[Remember NG’s 2nd, of 13, TV presentations on the Cosmos, this Sunday at 9PM…]

We’ve highly recommended National Geographic’s

Beyond Our Galaxy


that’s now available–in paper

where you buy books & magazines.

But what is it really saying, and not saying, about the origin of life?

For more use the DOOR.




Let me put 3 things up front:

(1)   [Relates to my “¹” above] While I consider this yellow-edged paper anthology  excellent, and many of you should buy one, and though a lot of contributors are listed on p.127, I’m not sure who’s saying what and how editorial hands have shaped the pie. But NG, which I greatly respect, is putting their reputation on the line…alongside a (normal) desire to sell many copies.

(2)  Realize that many fantastic photos and drawings are spliced together as “artists’ conceptions,” and do not directly correspond to the words that appear near them. I have little problem with that, and many are very helpful. Just realize what’s been done.

(3)  Don’t expect “God comments” to fill in the blanks where some of you might want to put them. This book is a “wrestling” to put together what scientists, as scientists, have discovered as of now (early 2014) about the natural world. Our “God comments” and reflections are certainly appropriate because, to be blunt, we learn much that matters from evidence that isn’t strictly scientific. (Doing this, however, is tricky, difficult, necessary, and exciting as we live and consider resources beyond science that matter.)

Now…about the “Origin of Life”

In a previous post, we mentioned the detection of evidence for several hundred exoplanets (planets beyond our solar system). And according to what’s been found, there’s the strong suggestion there are “thousands” more.

And when we talk this way, we naturally wonder, are there other humans out there², or any other kind of life? As of now suggestions are all over the place, but evidence is zero.

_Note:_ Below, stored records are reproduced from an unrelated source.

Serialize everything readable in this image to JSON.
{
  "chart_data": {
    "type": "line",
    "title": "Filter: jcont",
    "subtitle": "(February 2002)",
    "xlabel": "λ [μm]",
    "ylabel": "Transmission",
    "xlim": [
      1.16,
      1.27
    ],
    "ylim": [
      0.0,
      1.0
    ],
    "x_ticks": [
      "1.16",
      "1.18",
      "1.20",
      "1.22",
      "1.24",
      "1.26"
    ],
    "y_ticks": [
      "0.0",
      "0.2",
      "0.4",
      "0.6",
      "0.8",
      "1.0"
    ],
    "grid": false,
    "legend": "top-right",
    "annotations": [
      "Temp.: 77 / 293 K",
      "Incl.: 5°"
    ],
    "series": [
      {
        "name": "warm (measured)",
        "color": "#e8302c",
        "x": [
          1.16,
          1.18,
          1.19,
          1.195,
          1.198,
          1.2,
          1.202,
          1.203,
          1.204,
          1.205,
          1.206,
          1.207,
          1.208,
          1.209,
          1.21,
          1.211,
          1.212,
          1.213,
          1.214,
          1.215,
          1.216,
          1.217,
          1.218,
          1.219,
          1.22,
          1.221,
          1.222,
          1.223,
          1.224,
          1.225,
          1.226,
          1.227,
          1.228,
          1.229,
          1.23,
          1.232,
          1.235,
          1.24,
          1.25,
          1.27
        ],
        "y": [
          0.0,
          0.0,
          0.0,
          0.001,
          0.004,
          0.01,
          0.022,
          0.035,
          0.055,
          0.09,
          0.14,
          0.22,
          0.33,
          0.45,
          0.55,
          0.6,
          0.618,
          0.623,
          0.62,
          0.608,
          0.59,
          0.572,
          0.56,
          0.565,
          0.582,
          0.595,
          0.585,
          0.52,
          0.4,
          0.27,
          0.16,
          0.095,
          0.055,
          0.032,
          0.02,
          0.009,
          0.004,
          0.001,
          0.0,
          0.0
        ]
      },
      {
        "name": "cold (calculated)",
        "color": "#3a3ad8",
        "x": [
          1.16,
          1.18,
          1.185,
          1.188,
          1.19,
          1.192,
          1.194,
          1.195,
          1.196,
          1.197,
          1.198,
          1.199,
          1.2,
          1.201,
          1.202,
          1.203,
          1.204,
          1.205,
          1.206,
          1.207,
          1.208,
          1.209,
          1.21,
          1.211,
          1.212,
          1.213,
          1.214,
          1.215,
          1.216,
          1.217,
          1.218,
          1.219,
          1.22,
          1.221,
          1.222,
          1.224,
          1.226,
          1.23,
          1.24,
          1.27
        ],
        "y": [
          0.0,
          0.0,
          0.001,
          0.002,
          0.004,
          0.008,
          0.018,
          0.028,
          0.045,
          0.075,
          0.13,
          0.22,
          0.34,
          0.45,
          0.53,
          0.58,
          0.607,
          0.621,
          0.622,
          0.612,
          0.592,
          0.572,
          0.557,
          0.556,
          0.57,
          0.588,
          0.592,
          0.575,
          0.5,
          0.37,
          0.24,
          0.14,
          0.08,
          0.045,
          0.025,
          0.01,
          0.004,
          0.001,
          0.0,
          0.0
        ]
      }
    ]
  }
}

Here, verbatim, is a quote on how NG approaches the “Origin of Life” in a sidebar on p.72. What I find helpful and fascinating about such summary bits is that they help me, and others who want to go deeper, to decide for themselves. Consider:  (1) What is actually known? (2) What is assumed? (3) What is perhaps hoped for? (4) and What is left out here?  (5) And,  are there any other ways, or places, to look for useful information beyond science?

Before we can talk about life on exoplanets, it would help to understand how life arose on Earth. We know from fossils that life arose soon after the planet was formed, and we know of many natural processes that can produce the basic molecules from which living systems are made. The main question is whether the assembly of those molecules into a living cell was the result of chance (in which case life may be rare) or the result of natural laws that we have yet to discover (in which case, it might be common).      –NG: Beyond Our Galaxy, p.72

Does science define its box³, or faith commitment, here? Must the explanation be only (a) “chance” or (b) undiscovered “natural laws”? This could make for an interesting small group discussion…


¹ See my first comment after [MORE].

² Here we go again…I explore this in my novel Earth Is Not Alone (about which one reviewer from Australia said–paraphrasing–that this was the only  sci-fi adventure/romance she’s read that involves encountering humans–with similar appearance and DNA–in another world from a distinctly Christian perspective. See sidebar (above) at right. Such pure speculation also helps to ask ourselves what do we really know about just the Earth and ourselves, and on what basis–Bible, science, whatever. For some Christians concerned about origins, and balking at the astounding naturalistic assumption some scientists make that humans and other life is simply the result of innumerable “happy, purposeless accidents” over time, so that consequently God had to be around and “build” and “direct”–ignoring, for the moment the method–the way life turned out, then, if that is so, why could He not build life, and humans in particular, with similar or identical DNA and appearance on other planets as well using this pattern that pleased Him?)  [My sincere apologies about this last sentence, the longest I’ve ever written in a post. The Apostle Paul may roll his eyes at my ideas, but he’d have to admit I’m on his heels for pushing the envelope here on sentence length…] 

³ “Box.” This term is in no way intended as a pejorative comment. Admitting that science is not the only way to know, helps us avoid being ensnared by scientism.